There’s actually loads of good news in the charging space lately.

  • New York State is catching up to California on charging infrastructure. The state just awarded millions in grants under its Vehicle Grid Integration Program, including for lamp-post chargers.

  • Mercedes-Benz High-Power Charging will roll out more than 500 ultra-fast charging stalls at outdoor malls owned by real estate giant Federal Realty starting in 2026.

  • Ford will keep throwing in a free home Level 2 charger and covering installations until the EV tax credits run out on Sept. 30.

  • In the United Kingdom, Octopus Energy and BYD are bundling new cars and vehicle-to-grid (V2G) home chargers—meaning they can also put energy back to the grid when needed. Imagine if that became an industry standard.
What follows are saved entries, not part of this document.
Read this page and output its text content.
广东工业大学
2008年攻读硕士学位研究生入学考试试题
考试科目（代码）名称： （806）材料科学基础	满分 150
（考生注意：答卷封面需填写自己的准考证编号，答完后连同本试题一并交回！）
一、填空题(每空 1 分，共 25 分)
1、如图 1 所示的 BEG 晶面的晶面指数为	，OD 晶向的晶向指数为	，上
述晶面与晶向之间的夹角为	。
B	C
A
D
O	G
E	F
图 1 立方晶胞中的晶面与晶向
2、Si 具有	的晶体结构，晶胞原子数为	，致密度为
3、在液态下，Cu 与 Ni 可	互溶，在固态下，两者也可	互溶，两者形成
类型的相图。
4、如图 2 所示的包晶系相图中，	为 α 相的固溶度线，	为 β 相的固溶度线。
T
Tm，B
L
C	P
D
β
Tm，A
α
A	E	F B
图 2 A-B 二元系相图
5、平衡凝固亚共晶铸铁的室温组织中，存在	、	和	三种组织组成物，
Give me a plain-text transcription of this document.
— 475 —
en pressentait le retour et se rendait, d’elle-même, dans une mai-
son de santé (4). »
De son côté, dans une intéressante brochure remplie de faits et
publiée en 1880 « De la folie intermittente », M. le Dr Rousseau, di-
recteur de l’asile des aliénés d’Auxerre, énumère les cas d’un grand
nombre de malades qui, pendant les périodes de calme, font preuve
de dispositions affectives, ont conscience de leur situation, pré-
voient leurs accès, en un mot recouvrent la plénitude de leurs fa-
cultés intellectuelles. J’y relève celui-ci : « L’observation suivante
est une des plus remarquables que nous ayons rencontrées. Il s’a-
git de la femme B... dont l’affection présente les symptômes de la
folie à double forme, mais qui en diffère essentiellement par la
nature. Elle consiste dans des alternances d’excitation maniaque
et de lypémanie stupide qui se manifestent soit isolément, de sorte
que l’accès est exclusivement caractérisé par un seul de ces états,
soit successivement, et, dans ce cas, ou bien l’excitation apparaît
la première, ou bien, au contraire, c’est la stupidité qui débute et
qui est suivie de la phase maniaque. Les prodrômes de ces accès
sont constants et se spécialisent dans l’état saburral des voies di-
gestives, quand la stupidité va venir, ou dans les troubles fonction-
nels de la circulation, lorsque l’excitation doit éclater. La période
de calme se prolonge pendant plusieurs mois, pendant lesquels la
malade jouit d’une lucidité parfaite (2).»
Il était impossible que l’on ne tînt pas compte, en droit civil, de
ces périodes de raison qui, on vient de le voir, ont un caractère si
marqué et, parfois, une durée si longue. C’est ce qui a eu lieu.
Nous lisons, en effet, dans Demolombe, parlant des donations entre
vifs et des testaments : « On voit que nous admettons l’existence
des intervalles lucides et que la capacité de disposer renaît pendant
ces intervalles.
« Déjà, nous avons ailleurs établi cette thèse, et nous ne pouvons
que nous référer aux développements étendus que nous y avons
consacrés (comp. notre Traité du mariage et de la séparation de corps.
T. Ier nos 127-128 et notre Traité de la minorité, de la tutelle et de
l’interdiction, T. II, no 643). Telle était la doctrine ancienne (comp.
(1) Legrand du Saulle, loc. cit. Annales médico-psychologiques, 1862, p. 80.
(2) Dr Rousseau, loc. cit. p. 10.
  • One under-reported story: public charging in the U.S. is getting more powerful, rolling out more quickly and with more stalls per location than ever before.

🤖 Autonomy News

  • Tesla is now trying to expand its fledgling Robotaxi service to Arizona, TechCrunch reports. San Francisco is also on the horizon, the company says.

  • Meanwhile, Waymo sets its sights on the worst place to drive in America: New York City. But it has lots of hurdles to clear first.

  • Vehicles from General Motors’ shuttered Cruise robotaxi service are back in testing, this time to develop autonomous technology for cars that consumers can buy.

  • Is OpenAI the dark horse in the autonomy race? “We have some new technology that could just do self-driving for standard cars way better than any current approach has worked,” CEO Sam Altman said on a recent podcast.

📤️ Spread the Charge

If this newsletter helped you make sense of what matters in e-mobility, forward it to a friend or coworker. And tell them to subscribe here.

❓️ How’s My Driving?

This is my first outing with Route Zero! What do you think of the format and content so far? This is a work in progress, so all feedback is welcome. Send me your thoughts anytime.

💡 Did You Know? EV tax credits have been around longer than you may think, and they haven’t always been so hotly partisan. The first ones were introduced in 2005—by the George W. Bush Administration, if you can believe it.